A small-scale placebo-controlled, randomized, double-blind, parallel-group clinical trial has been recently reported for PD [55]. Participants took 1.000 mL/day of H2 water or placebo water for 48 weeks. Total Unified Parkinson’s Disease Rating Scale (UPDRS) scores in the H2 water group (n=9) improved (median, -1.0; mean ± standard deviation, -5.7 ± 8.4), whereas UPDRS scores in the placebo group (n=8) worsened (median, 4.5; mean ± standard deviation, 4.1 ± 9.2). Although the number of participants was minimal and the duration of the trial was extremely short for a neurodegenerative disease, the authors observed significant difference in the UPDSRS scores (p< 0.05). A medium-scale multi-center clinical trial is currently in progress to our knowledge.
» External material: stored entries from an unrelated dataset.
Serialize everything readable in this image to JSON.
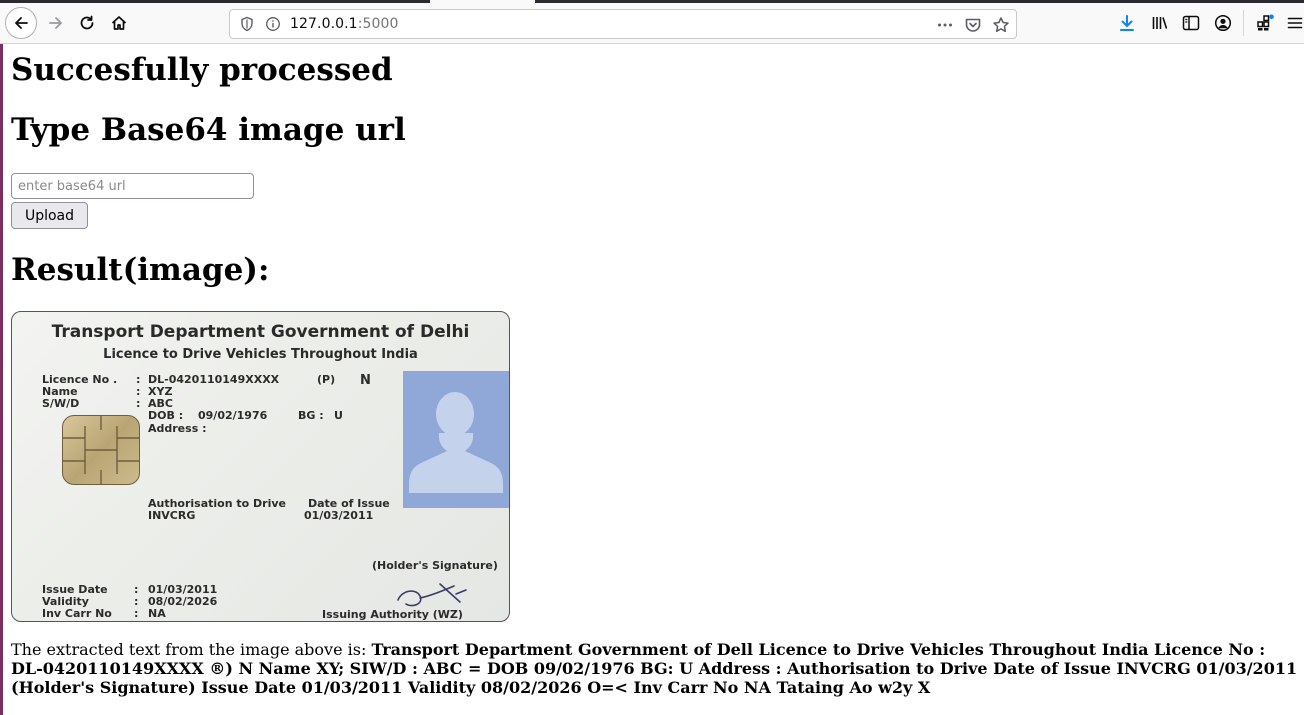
{
  "browser": {
    "url_host": "127.0.0.1",
    "url_port": ":5000"
  },
  "page": {
    "status_heading": "Succesfully processed",
    "form_heading": "Type Base64 image url",
    "input_placeholder": "enter base64 url",
    "upload_label": "Upload",
    "result_heading": "Result(image):",
    "extracted_prefix": "The extracted text from the image above is: ",
    "extracted_text": "Transport Department Government of Dell Licence to Drive Vehicles Throughout India Licence No : DL-0420110149XXXX ®) N Name XY; SIW/D : ABC = DOB 09/02/1976 BG: U Address : Authorisation to Drive Date of Issue INVCRG 01/03/2011 (Holder's Signature) Issue Date 01/03/2011 Validity 08/02/2026 O=< Inv Carr No NA Tataing Ao w2y X"
  },
  "card": {
    "title": "Transport Department Government of Delhi",
    "subtitle": "Licence to Drive Vehicles Throughout India",
    "licence_no_label": "Licence No .",
    "name_label": "Name",
    "swd_label": "S/W/D",
    "colon1": ":",
    "colon2": ":",
    "colon3": ":",
    "licence_no": "DL-0420110149XXXX",
    "p_mark": "(P)",
    "n_mark": "N",
    "name": "XYZ",
    "swd": "ABC",
    "dob_label": "DOB :",
    "dob": "09/02/1976",
    "bg_label": "BG :",
    "bg": "U",
    "address_label": "Address :",
    "auth_label": "Authorisation to Drive",
    "auth_value": "INVCRG",
    "doi_label": "Date of Issue",
    "doi_value": "01/03/2011",
    "holder_sig": "(Holder's Signature)",
    "issue_date_label": "Issue Date",
    "validity_label": "Validity",
    "inv_label": "Inv Carr No",
    "colon4": ":",
    "colon5": ":",
    "colon6": ":",
    "issue_date": "01/03/2011",
    "validity": "08/02/2026",
    "inv_value": "NA",
    "issuing_authority": "Issuing Authority (WZ)"
  }
}
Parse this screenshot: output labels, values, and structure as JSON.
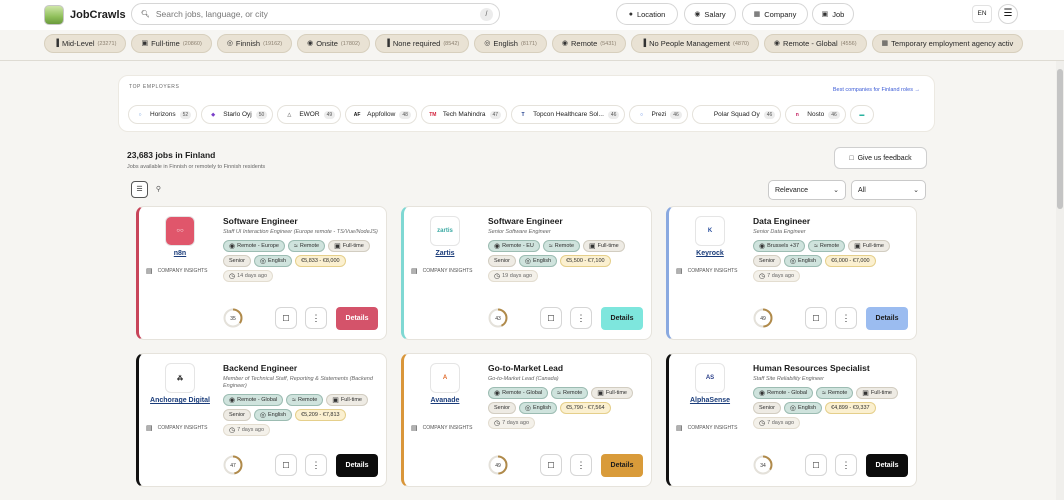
{
  "header": {
    "brand": "JobCrawls",
    "search_placeholder": "Search jobs, language, or city",
    "slash_key": "/",
    "buttons": {
      "location": "Location",
      "salary": "Salary",
      "company": "Company",
      "job": "Job"
    },
    "lang": "EN"
  },
  "chips": [
    {
      "label": "Mid-Level",
      "count": "(23271)",
      "icon": "bar-chart-icon"
    },
    {
      "label": "Full-time",
      "count": "(20860)",
      "icon": "briefcase-icon"
    },
    {
      "label": "Finnish",
      "count": "(19162)",
      "icon": "globe-icon"
    },
    {
      "label": "Onsite",
      "count": "(17802)",
      "icon": "pin-icon"
    },
    {
      "label": "None required",
      "count": "(8542)",
      "icon": "bar-chart-icon"
    },
    {
      "label": "English",
      "count": "(8171)",
      "icon": "globe-icon"
    },
    {
      "label": "Remote",
      "count": "(5431)",
      "icon": "pin-icon"
    },
    {
      "label": "No People Management",
      "count": "(4870)",
      "icon": "bar-chart-icon"
    },
    {
      "label": "Remote - Global",
      "count": "(4556)",
      "icon": "pin-icon"
    },
    {
      "label": "Temporary employment agency activ",
      "count": "",
      "icon": "building-icon"
    }
  ],
  "top_employers": {
    "title": "TOP EMPLOYERS",
    "link": "Best companies for Finland roles →",
    "items": [
      {
        "name": "Horizons",
        "count": "52",
        "logo": "○",
        "color": "#5a8fd8"
      },
      {
        "name": "Starlo Oyj",
        "count": "50",
        "logo": "◆",
        "color": "#7a3fc9"
      },
      {
        "name": "EWOR",
        "count": "49",
        "logo": "△",
        "color": "#888888"
      },
      {
        "name": "Appfollow",
        "count": "48",
        "logo": "AF",
        "color": "#111111"
      },
      {
        "name": "Tech Mahindra",
        "count": "47",
        "logo": "TM",
        "color": "#d2233c"
      },
      {
        "name": "Topcon Healthcare Sol...",
        "count": "46",
        "logo": "T",
        "color": "#1b3b8a"
      },
      {
        "name": "Prezi",
        "count": "46",
        "logo": "○",
        "color": "#3b6fe0"
      },
      {
        "name": "Polar Squad Oy",
        "count": "46",
        "logo": "",
        "color": "#aaaaaa"
      },
      {
        "name": "Nosto",
        "count": "46",
        "logo": "n",
        "color": "#c2185b"
      },
      {
        "name": "",
        "count": "",
        "logo": "▬",
        "color": "#2bb3a0"
      }
    ]
  },
  "jobs": {
    "count_title": "23,683 jobs in Finland",
    "subtitle": "Jobs available in Finnish or remotely to Finnish residents",
    "feedback": "Give us feedback",
    "sort": "Relevance",
    "filter": "All"
  },
  "cards": [
    {
      "company": "n8n",
      "title": "Software Engineer",
      "subtitle": "Staff UI Interaction Engineer (Europe remote - TS/Vue/NodeJS)",
      "insights": "COMPANY INSIGHTS",
      "tags": [
        {
          "t": "Remote - Europe",
          "k": "green",
          "i": "pin"
        },
        {
          "t": "Remote",
          "k": "green",
          "i": "wifi"
        },
        {
          "t": "Full-time",
          "k": "gray",
          "i": "case"
        },
        {
          "t": "Senior",
          "k": "gray",
          "i": ""
        },
        {
          "t": "English",
          "k": "green",
          "i": "globe"
        },
        {
          "t": "€5,833 - €8,000",
          "k": "sal",
          "i": ""
        },
        {
          "t": "14 days ago",
          "k": "age",
          "i": "clock"
        }
      ],
      "score": "35",
      "details": "Details"
    },
    {
      "company": "Zartis",
      "title": "Software Engineer",
      "subtitle": "Senior Software Engineer",
      "insights": "COMPANY INSIGHTS",
      "tags": [
        {
          "t": "Remote - EU",
          "k": "green",
          "i": "pin"
        },
        {
          "t": "Remote",
          "k": "green",
          "i": "wifi"
        },
        {
          "t": "Full-time",
          "k": "gray",
          "i": "case"
        },
        {
          "t": "Senior",
          "k": "gray",
          "i": ""
        },
        {
          "t": "English",
          "k": "green",
          "i": "globe"
        },
        {
          "t": "€5,500 - €7,100",
          "k": "sal",
          "i": ""
        },
        {
          "t": "19 days ago",
          "k": "age",
          "i": "clock"
        }
      ],
      "score": "43",
      "details": "Details"
    },
    {
      "company": "Keyrock",
      "title": "Data Engineer",
      "subtitle": "Senior Data Engineer",
      "insights": "COMPANY INSIGHTS",
      "tags": [
        {
          "t": "Brussels +37",
          "k": "green",
          "i": "pin"
        },
        {
          "t": "Remote",
          "k": "green",
          "i": "wifi"
        },
        {
          "t": "Full-time",
          "k": "gray",
          "i": "case"
        },
        {
          "t": "Senior",
          "k": "gray",
          "i": ""
        },
        {
          "t": "English",
          "k": "green",
          "i": "globe"
        },
        {
          "t": "€6,000 - €7,000",
          "k": "sal",
          "i": ""
        },
        {
          "t": "7 days ago",
          "k": "age",
          "i": "clock"
        }
      ],
      "score": "49",
      "details": "Details"
    },
    {
      "company": "Anchorage Digital",
      "title": "Backend Engineer",
      "subtitle": "Member of Technical Staff, Reporting & Statements (Backend Engineer)",
      "insights": "COMPANY INSIGHTS",
      "tags": [
        {
          "t": "Remote - Global",
          "k": "green",
          "i": "pin"
        },
        {
          "t": "Remote",
          "k": "green",
          "i": "wifi"
        },
        {
          "t": "Full-time",
          "k": "gray",
          "i": "case"
        },
        {
          "t": "Senior",
          "k": "gray",
          "i": ""
        },
        {
          "t": "English",
          "k": "green",
          "i": "globe"
        },
        {
          "t": "€5,209 - €7,813",
          "k": "sal",
          "i": ""
        },
        {
          "t": "7 days ago",
          "k": "age",
          "i": "clock"
        }
      ],
      "score": "47",
      "details": "Details"
    },
    {
      "company": "Avanade",
      "title": "Go-to-Market Lead",
      "subtitle": "Go-to-Market Lead (Canada)",
      "insights": "COMPANY INSIGHTS",
      "tags": [
        {
          "t": "Remote - Global",
          "k": "green",
          "i": "pin"
        },
        {
          "t": "Remote",
          "k": "green",
          "i": "wifi"
        },
        {
          "t": "Full-time",
          "k": "gray",
          "i": "case"
        },
        {
          "t": "Senior",
          "k": "gray",
          "i": ""
        },
        {
          "t": "English",
          "k": "green",
          "i": "globe"
        },
        {
          "t": "€5,790 - €7,564",
          "k": "sal",
          "i": ""
        },
        {
          "t": "7 days ago",
          "k": "age",
          "i": "clock"
        }
      ],
      "score": "49",
      "details": "Details"
    },
    {
      "company": "AlphaSense",
      "title": "Human Resources Specialist",
      "subtitle": "Staff Site Reliability Engineer",
      "insights": "COMPANY INSIGHTS",
      "tags": [
        {
          "t": "Remote - Global",
          "k": "green",
          "i": "pin"
        },
        {
          "t": "Remote",
          "k": "green",
          "i": "wifi"
        },
        {
          "t": "Full-time",
          "k": "gray",
          "i": "case"
        },
        {
          "t": "Senior",
          "k": "gray",
          "i": ""
        },
        {
          "t": "English",
          "k": "green",
          "i": "globe"
        },
        {
          "t": "€4,899 - €9,337",
          "k": "sal",
          "i": ""
        },
        {
          "t": "7 days ago",
          "k": "age",
          "i": "clock"
        }
      ],
      "score": "34",
      "details": "Details"
    }
  ],
  "card_colors": [
    {
      "accent": "#c8455a",
      "logo_bg": "#e0566b",
      "logo_fg": "#ffffff",
      "logo": "○○",
      "btn_bg": "#d4536a",
      "btn_fg": "#ffffff"
    },
    {
      "accent": "#7fd8d3",
      "logo_bg": "#ffffff",
      "logo_fg": "#3aa9a3",
      "logo": "zartis",
      "btn_bg": "#7ee6dd",
      "btn_fg": "#1c1c1c"
    },
    {
      "accent": "#8aa9e0",
      "logo_bg": "#ffffff",
      "logo_fg": "#2a4f9e",
      "logo": "K",
      "btn_bg": "#9bbcf0",
      "btn_fg": "#1c1c1c"
    },
    {
      "accent": "#111111",
      "logo_bg": "#ffffff",
      "logo_fg": "#111111",
      "logo": "⁂",
      "btn_bg": "#0c0c0c",
      "btn_fg": "#ffffff"
    },
    {
      "accent": "#d9963a",
      "logo_bg": "#ffffff",
      "logo_fg": "#e06a2a",
      "logo": "A",
      "btn_bg": "#d99b3a",
      "btn_fg": "#1c1c1c"
    },
    {
      "accent": "#111111",
      "logo_bg": "#ffffff",
      "logo_fg": "#2a3f8a",
      "logo": "AS",
      "btn_bg": "#0c0c0c",
      "btn_fg": "#ffffff"
    }
  ]
}
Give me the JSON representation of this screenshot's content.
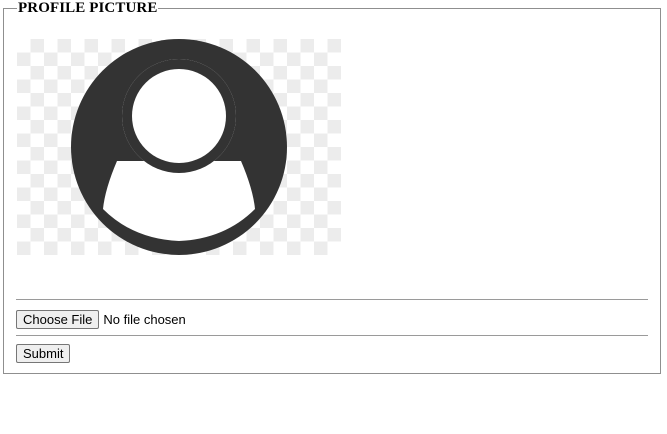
{
  "form": {
    "legend": "PROFILE PICTURE",
    "avatar": {
      "icon": "user-avatar-icon",
      "icon_color": "#333333",
      "checker_colors": [
        "#ffffff",
        "#ececec"
      ]
    },
    "file_input": {
      "button_label": "Choose File",
      "status": "No file chosen"
    },
    "submit_label": "Submit"
  }
}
The effects of molecular H2 have been tested in ten other human diseases or states (Table 1). Among the eleven human diseases or states, molecular H2 showed mild to prominent effects in nine, and had no effect on interstitial cystitis/painful bladder syndrome [56]. Double-blind randomized placebo-controlled trials have been performed in five diseases or states: PD [55], mitochondrial and inflammatory myopathies [57], diabetes mellitus type 2/glucose intolerance [58], muscle fatigue in young soccer players [59], and interstitial cystitis/painful bladder syndrome [56]. As placebo effects potentially obscure the true benefit of molecular H2, controlled studies are required for all the diseases.
Conclusion and Discussion
Molecular hydrogen (H2 gas) shows protective and anti-inflammatory effects with multiple mechanisms. It has acute and chronic effects. Acute effects may be due to mainly anti-oxidant and a weak ROS-scavenger. Chronic effects need several days to develop and last several days even without actual presence of H2. Though the molecular mechanisms on chronic effect of H2 are not yet fully investigated, H2 may serve as a beneficial gas and many evidences observed so far raise intriguing therapeutic and preventing options in the future.
Acknowledgments
This work was supported by Grants-in Aid for Scientific Research of Japan Society for Promotion of Science.